Although, the fact it says "Error From RemoteAuthentication" makes me think this is Azure AD throwing the error and Microsoft.Identity.Web
is just reporting it... thoughts?
I found this in MS docs regarding the state parameter in the Open ID Connect message.
I also found this article which says:
Upon receiving the response from Azure AD, the middleware takes care of validating the ‘state’ parameter to prevent cross-site forgery attack... The OpenID Connect OWIN middleware use .Net framework’s Data Protection API to encrypt the value stored in the ‘state’ parameter.
This points the finger in my mind that the data protection keys are not being sync'd across my Azure backend instances automatically.
So it seems that the ASP .NET Core data protection (DP) keys are not automatically sync'd across backend App Service instances of the same app. I'm sure this is meant to be automatic, but maybe not for Linux based App Services (containers) but only for Windows based web apps.

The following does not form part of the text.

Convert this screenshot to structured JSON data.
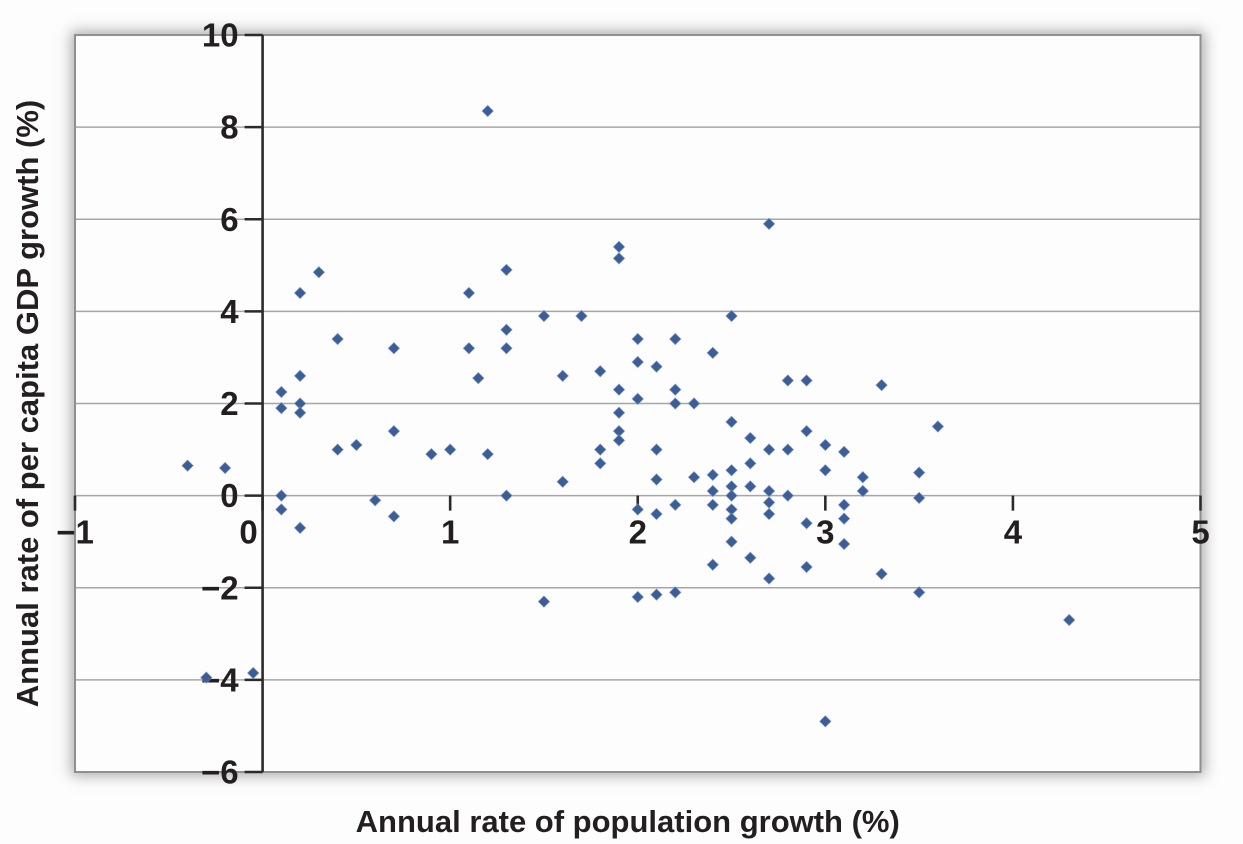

Anyways, I have added my own encryption key to be shared across instances and it's hosted in blob storage and secured via key vault. By ensuring the DP key is shared across all instances of the Linux App Service the Open ID Connect message state
parameter is being properly decrypted on any backend instance of the web app.

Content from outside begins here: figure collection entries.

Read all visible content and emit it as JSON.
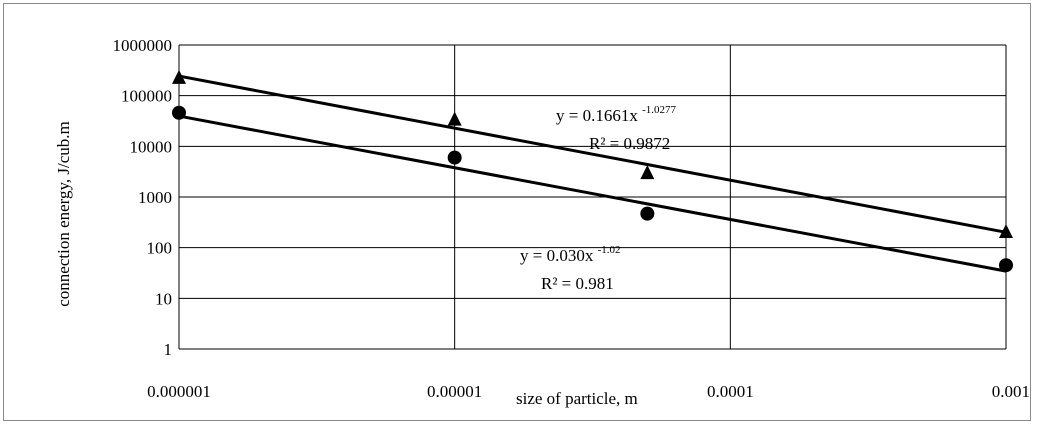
{
  "chart_data": {
    "type": "scatter",
    "title": "",
    "xlabel": "size of particle, m",
    "ylabel": "connection energy, J/cub.m",
    "x_scale": "log",
    "y_scale": "log",
    "xlim": [
      1e-06,
      0.001
    ],
    "ylim": [
      1,
      1000000
    ],
    "grid": true,
    "x_tick_labels": [
      "0.000001",
      "0.00001",
      "0.0001",
      "0.001"
    ],
    "y_tick_labels": [
      "1",
      "10",
      "100",
      "1000",
      "10000",
      "100000",
      "1000000"
    ],
    "series": [
      {
        "marker": "triangle",
        "x": [
          1e-06,
          1e-05,
          5e-05,
          0.001
        ],
        "y": [
          220000,
          33000,
          2900,
          200
        ],
        "trendline": {
          "a": 0.1661,
          "b": -1.0277
        },
        "equation_text": "y = 0.1661x",
        "equation_exponent": "-1.0277",
        "r2_text": "R² = 0.9872"
      },
      {
        "marker": "circle",
        "x": [
          1e-06,
          1e-05,
          5e-05,
          0.001
        ],
        "y": [
          46000,
          6000,
          470,
          45
        ],
        "trendline": {
          "a": 0.03,
          "b": -1.02
        },
        "equation_text": "y = 0.030x",
        "equation_exponent": "-1.02",
        "r2_text": "R² = 0.981"
      }
    ]
  }
}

@jmprieur I'd suggest you make note of this in your documentation for anyone trying to use Microsoft.Identity.Web
in a scaled out Linux App Service as this is required unless they enable the session affinity cookie on the web app which is not ideal.
services.AddDataProtection()
.SetApplicationName("MyApp")
.SetDefaultKeyLifetime(TimeSpan.FromDays(30))

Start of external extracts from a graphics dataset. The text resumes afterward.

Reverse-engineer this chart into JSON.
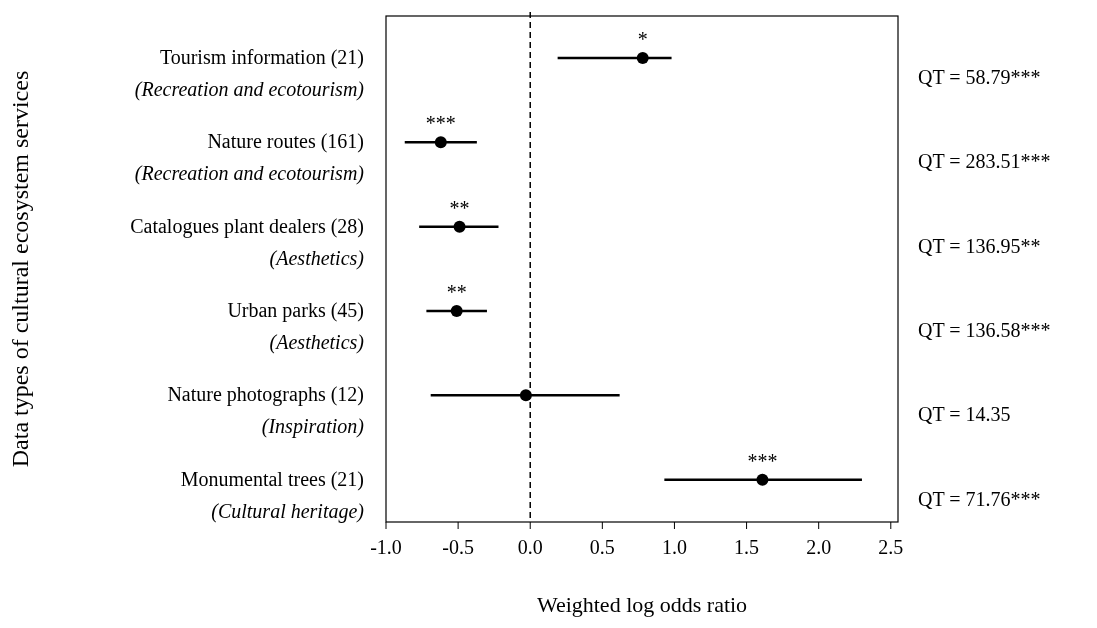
{
  "chart_data": {
    "type": "scatter",
    "orientation": "horizontal",
    "xlabel": "Weighted log odds ratio",
    "ylabel": "Data types of cultural ecosystem services",
    "categories": [
      "Tourism information (21)\n(Recreation and ecotourism)",
      "Nature routes (161)\n(Recreation and ecotourism)",
      "Catalogues plant dealers (28)\n(Aesthetics)",
      "Urban parks (45)\n(Aesthetics)",
      "Nature photographs (12)\n(Inspiration)",
      "Monumental trees (21)\n(Cultural heritage)"
    ],
    "series": [
      {
        "color": "#000000",
        "values": [
          0.78,
          -0.62,
          -0.49,
          -0.51,
          -0.03,
          1.61
        ],
        "value_labels": [
          "*",
          "***",
          "**",
          "**",
          null,
          "***"
        ],
        "errors": [
          [
            0.19,
            0.98
          ],
          [
            -0.87,
            -0.37
          ],
          [
            -0.77,
            -0.22
          ],
          [
            -0.72,
            -0.3
          ],
          [
            -0.69,
            0.62
          ],
          [
            0.93,
            2.3
          ]
        ]
      }
    ],
    "marker": "circle",
    "xlim": [
      -1,
      2.55
    ],
    "xticks": [
      {
        "value": -1,
        "label": "-1.0"
      },
      {
        "value": -0.5,
        "label": "-0.5"
      },
      {
        "value": 0,
        "label": "0.0"
      },
      {
        "value": 0.5,
        "label": "0.5"
      },
      {
        "value": 1,
        "label": "1.0"
      },
      {
        "value": 1.5,
        "label": "1.5"
      },
      {
        "value": 2,
        "label": "2.0"
      },
      {
        "value": 2.5,
        "label": "2.5"
      }
    ],
    "ref_lines": [
      {
        "axis": "x",
        "value": 0,
        "line_style": "dashed",
        "color": "#000000"
      }
    ],
    "annotations": [
      "QT = 58.79***",
      "QT = 283.51***",
      "QT = 136.95**",
      "QT = 136.58***",
      "QT = 14.35",
      "QT = 71.76***"
    ]
  }
}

.PersistKeysToAzureBlobStorage(new Uri("https://mystore.blob.core.windows.net/keyrings/master.xml"), new DefaultAzureCredential())
.ProtectKeysWithAzureKeyVault(new Uri("https://myvault.vault.azure.net/keys/MasterEncryptionKey"), new DefaultAzureCredential());
Thanks very much @krispenner for these detailed analysis and explanations. I've added the explanations to the wiki: https://github.com/AzureAD/microsoft-identity-web/wiki/Deploying-web-apps-to-App-Services-as-Linux-containers#issue-with-scaled-out-web-apps-in-app-services
I have the same issue and we stumbled on the wiki and eventually this issue. While the fix works for us when we scale to 2 instances, anything beyond 2 results in the behavior as described by @krispenner. Any clues there? Running .netcore 3.1 and Microsoft.identity.Web 1.22.3 on web app for containers running Linux containers
For my web app, the redirect from Azure AD back to the web app after successful sign-in requires that I enable ARR Affinity on the web app if it is scaled out to more than one instance, otherwise an infinite redirect loop between my web app and Azure AD ensues. I don't believe this should be a requirement so I'd like to understand what I have misconfigured. There should be no problem with a different backend instance of a web app handling the redirect back from Azure AD and accepting the JWT token.
Which Version of MSAL are you using ? Microsoft.Identity.Client 4.30.0 Microsoft.Identity.Web 1.9.1 Microsoft.Identity.WebUI 1.9.1
Platform netcore 3.1 on Linux Docker container in Azure App Service.
What authentication flow has the issue?
Is this a new or existing app? This is a new app or experiment
Repro
Web App scaled out to 2 instances, disable ARR Affinity on web app
Expected behavior App redirects to Azure AD to sign-in user, authenticated user is redirected back to web app and can now use app.
Actual behavior
Web App scaled out to 2 instances, enable ARR Affinity on web app
Expected and Actual behavior App redirects to Azure AD to sign-in user, authenticated user is redirected back to web app and can now use app.
Web App scaled down to 1 instance, disable ARR Affinity on web app
Expected and Actual behavior App redirects to Azure AD to sign-in user, authenticated user is redirected back to web app and can now use app.